In the case of longer fragments, the problem of long-range base pairs occurs. It is well known that predictions of these long-range base pairs are especially unreliable and noisy. To minimize this effect, and to also account for possible other effects like co-transcriptional folding or intermediate processing, we followed a local folding approach for determining base pair probabilities (see reference (32) for a discussion of various local folding approaches). The idea is to calculate base pair probabilities as usual as the sum of probabilities of structures that contain this base pair, but to restrict the set of possible structures to local structures by restricting the maximal span of a base pair. This implies, that in all possible structure considered in this calculation, the distance between the left and right end of any base pair is restricted. In our case, we used 80 nt as maximal span of a base pair. Technically, this is achieved by using RNAplfold (33) from Vienna package 1.8.4, where we set the window size (W) equal to the fragment size and the maximum base-pair span (L) equal to 80 nt. In addition, we used the option –noLP to disallow lonely base pairs, which usually improves the prediction quality. Dot plots were calculated for the repeat structure by taking the average of the sub-matrices for each repeat instance, where the base-pair probability matrix is computed for each window separately and then averaged over all windows using RNAfold (34), Vienna package version 1.8.4, with parameters ‘-p -d2 –noLP’. The RNA secondary structures were drawn using VARNA (40).

RESULTS

Cas6-1 mediated cleavage of synthetic oligoribonucleotides

We cloned, expressed and purified recombinant Synechocystis sp. PCC 6803 Cas6-1 and Cas6-2a as soluble proteins (Supplementary Figure S2). Recombinant Cas6-1 and Cas6-2a cleaved their cognate synthetic repeat oligoribonucleotides C1 or C2 completely, whereas both enzymes cleaved their non-cognate repeats (C2 for Cas6-1 and C1 for Cas6-2a) only weakly (Figure 1AC). Both enzymes cleave their respective targets at a single position, resulting in an 8 nt shorter 5΄ 32P labeled RNA product (29 nt). For both tested repeats, this product is consistent with the cleavage between repeat positions G29 and A30 (Figure 1D) that was determined by RNA-seq analysis (17). We verified 5΄ 32P labeled C1 RNA (C1L) as a substrate of Cas6-1 by titrating the cleavage reaction through addition of increasing amounts of unlabeled substrate C1NL. The addition of a 5- to 10-fold excess of C1NL over C1L caused a decrease of C1L cleavage by Cas6-1 since the protein likely reached a limit of saturation with substrate (Figure 1E).

Promiscuity in the cleavage of CRISPR precursor transcripts by Cas6-1 and Cas6-2a

Since a repeat sequence does not exist on its own but is part of a pre-crRNA transcript, the endoribonuclease activity of Cas6-1 on longer precursors was studied. We incubated precursors containing multiple repeat-spacer units of CRISPR1–3 with the purified protein in vitro and analyzed cleavage products by gel electrophoresis (Figure 2). Transcripts of CRISPR1 (364 nt and a shorter version CRISPR1* of 168 nt) were cleaved to products of the expected sizes (Figure 2A and D; Supplementary Table S2). Surprisingly, in this assay the in vitro transcript of CRISPR2 was cleaved by Cas6-1 with the similar efficiency as the CRISPR1 transcript (Figure 2A and B). In contrast, the CRISPR3 transcript was not cleaved by Cas6-1 (Figure 2C), consistent with the results of genetic analyses (17).

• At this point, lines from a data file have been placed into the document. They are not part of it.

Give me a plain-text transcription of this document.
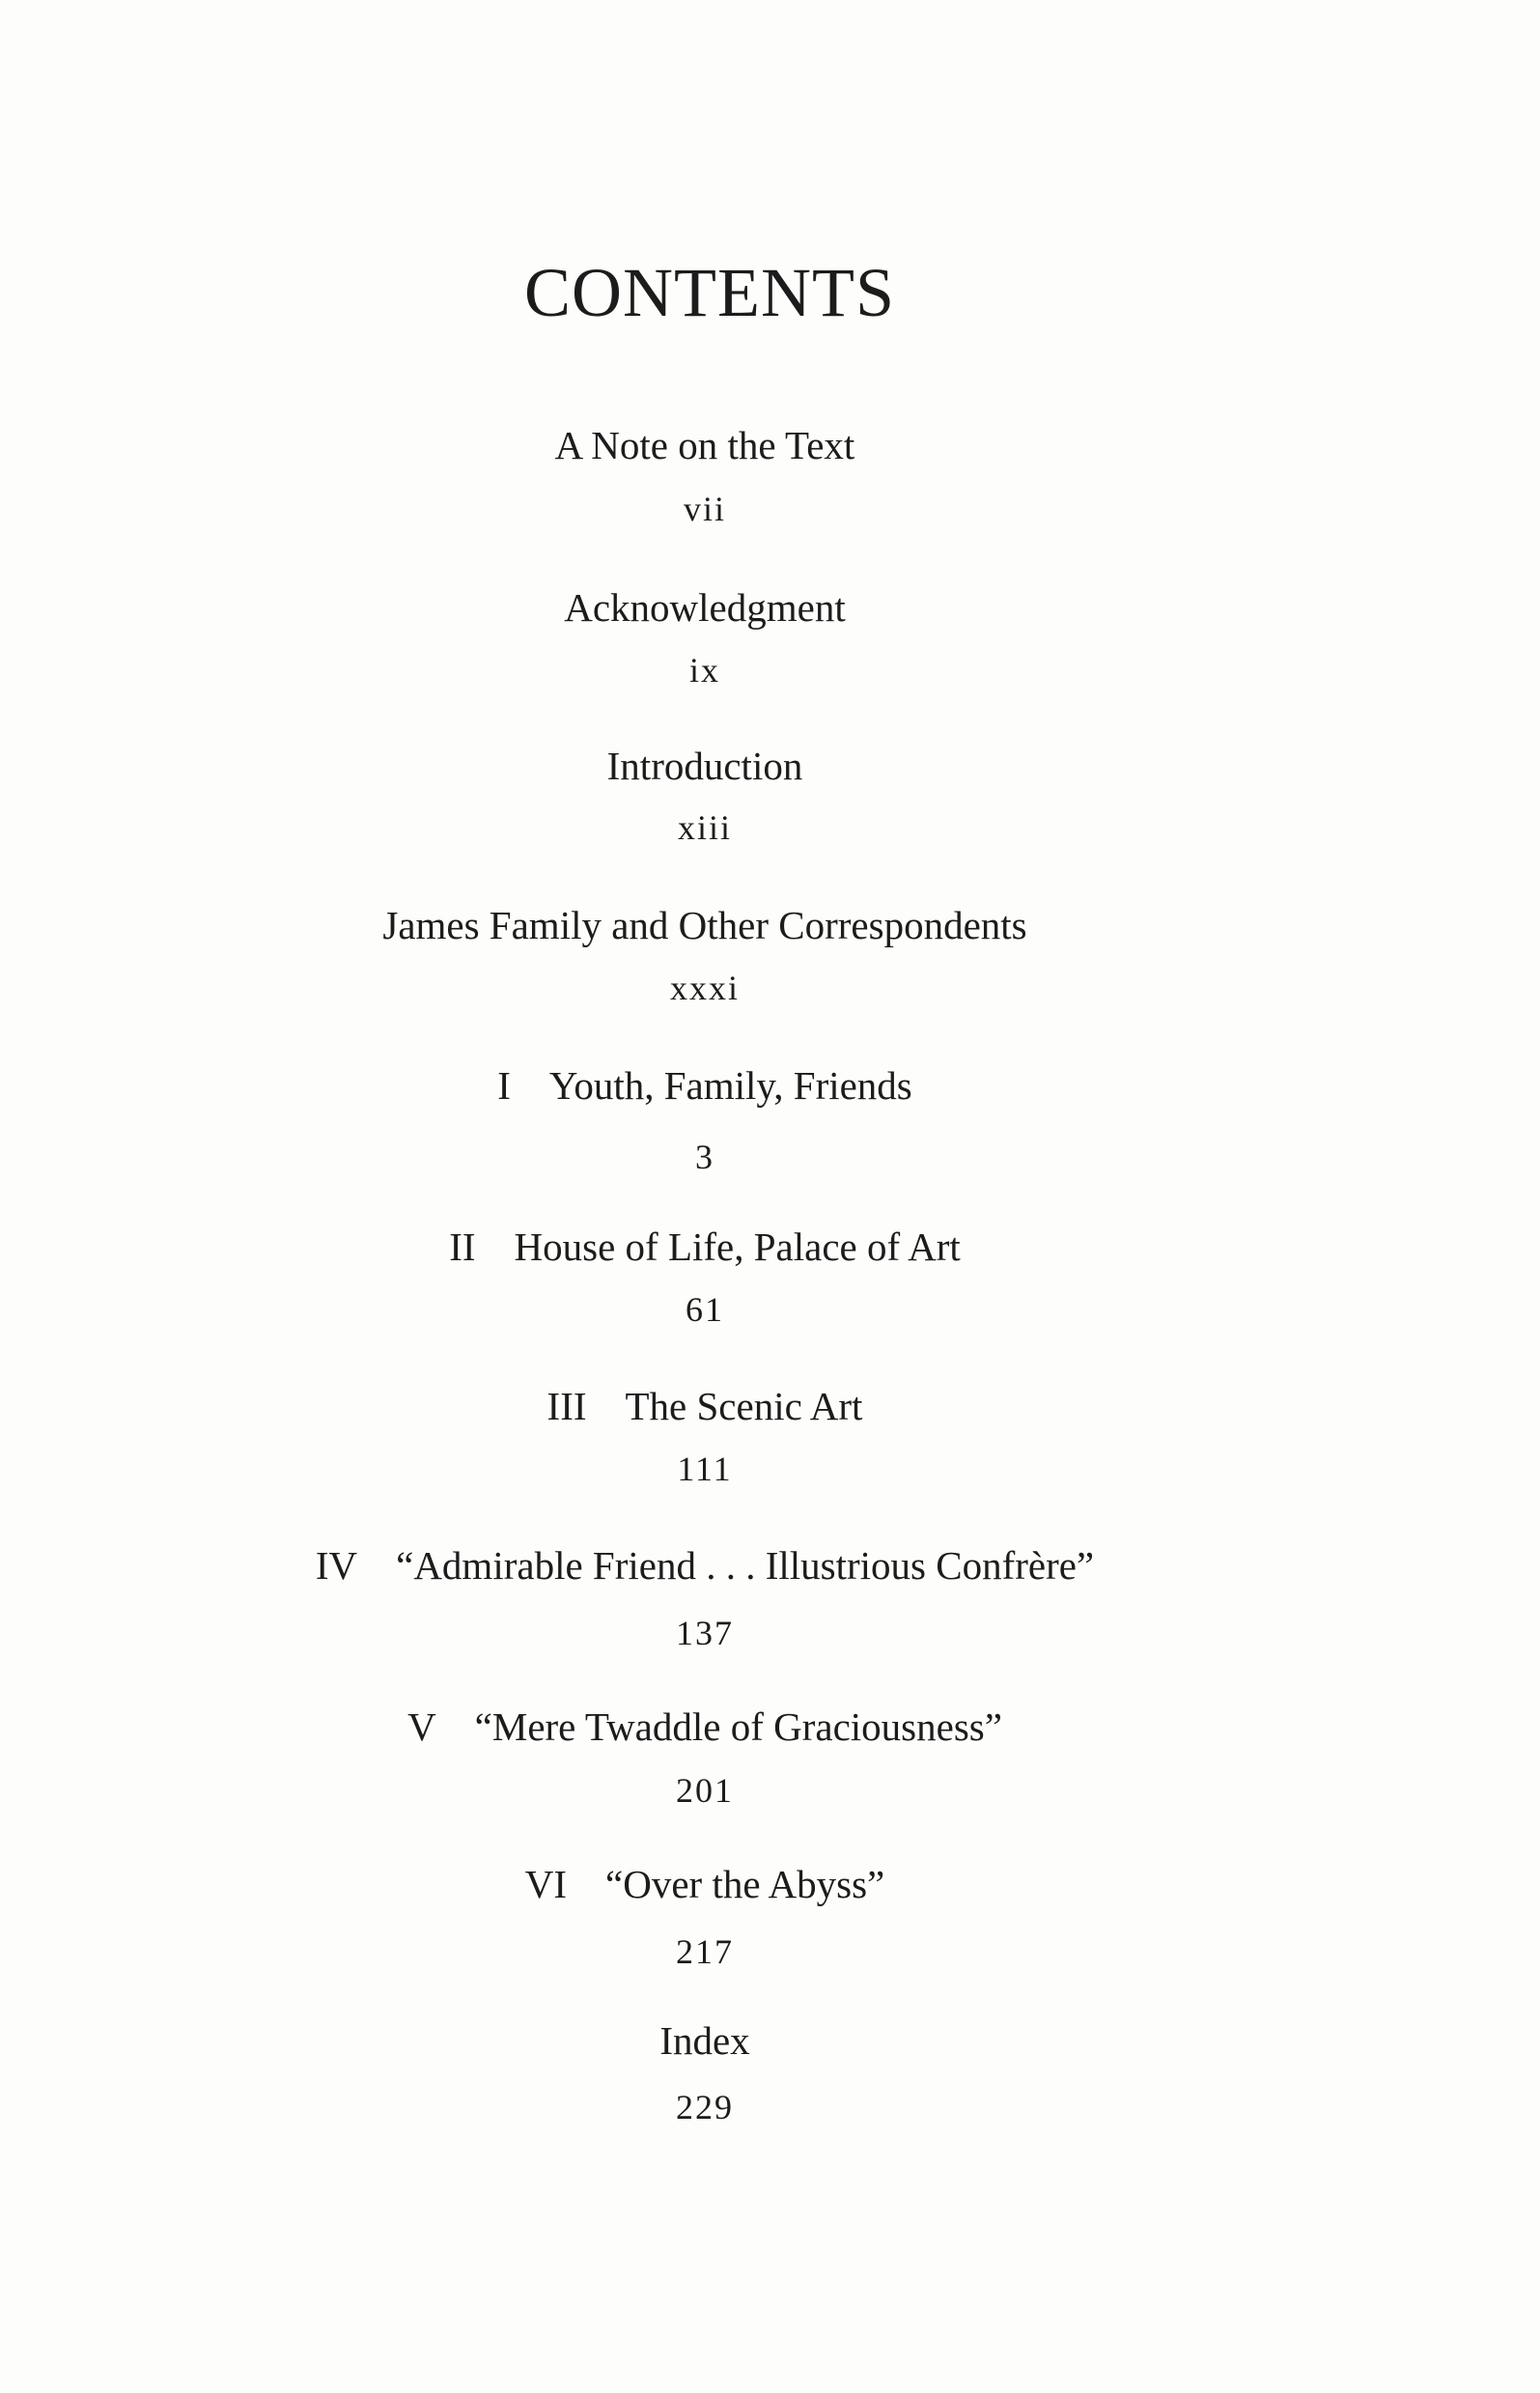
CONTENTS
A Note on the Text
vii
Acknowledgment
ix
Introduction
xiii
James Family and Other Correspondents
xxxi
I Youth, Family, Friends
3
II House of Life, Palace of Art
61
III The Scenic Art
111
IV “Admirable Friend . . . Illustrious Confrère”
137
V “Mere Twaddle of Graciousness”
201
VI “Over the Abyss”
217
Index
229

In the following, we characterized the ectopic Cas6-1-mediated processing of CRISPR2 transcripts by systematic substrate variation. In addition, we tested if Cas6-2a could possibly mediate processing of CRISPR1 transcripts as well. Each RNA fragment represented a subsequence of the original CRISPR1 or CRISPR2 array with a different number of repeats and spacers. The CRISPR1 and 2 fragments I–IX were incubated in vitro in the presence or absence of Cas6-1 or Cas6-2a and resulting cleavage fragments were analyzed by denaturing gel electrophoresis (Figure 3). Detected fragment sizes were consistent with the expected lengths when assuming a cleavage 8 nt upstream of the 3΄ end of each repeat instance in the CRISPR1 or 2 fragments (Supplementary Table S2). Both enzymes delivered very similar patterns for the respective substrates, suggesting that the identical sites were recognized and cleaved. However, we noticed for both enzymes that for CRISPR1 all but for CRISPR2 not all theoretically possible fragments (Supplementary Table S2) were observed, consistent with the idea that they could generate some but not all of the theoretically possible products. The presence of potential contaminating RNase activities in the preparations is considered very low because there was no RNA processing or degradation in parallel incubations with empty-vector mock preparations.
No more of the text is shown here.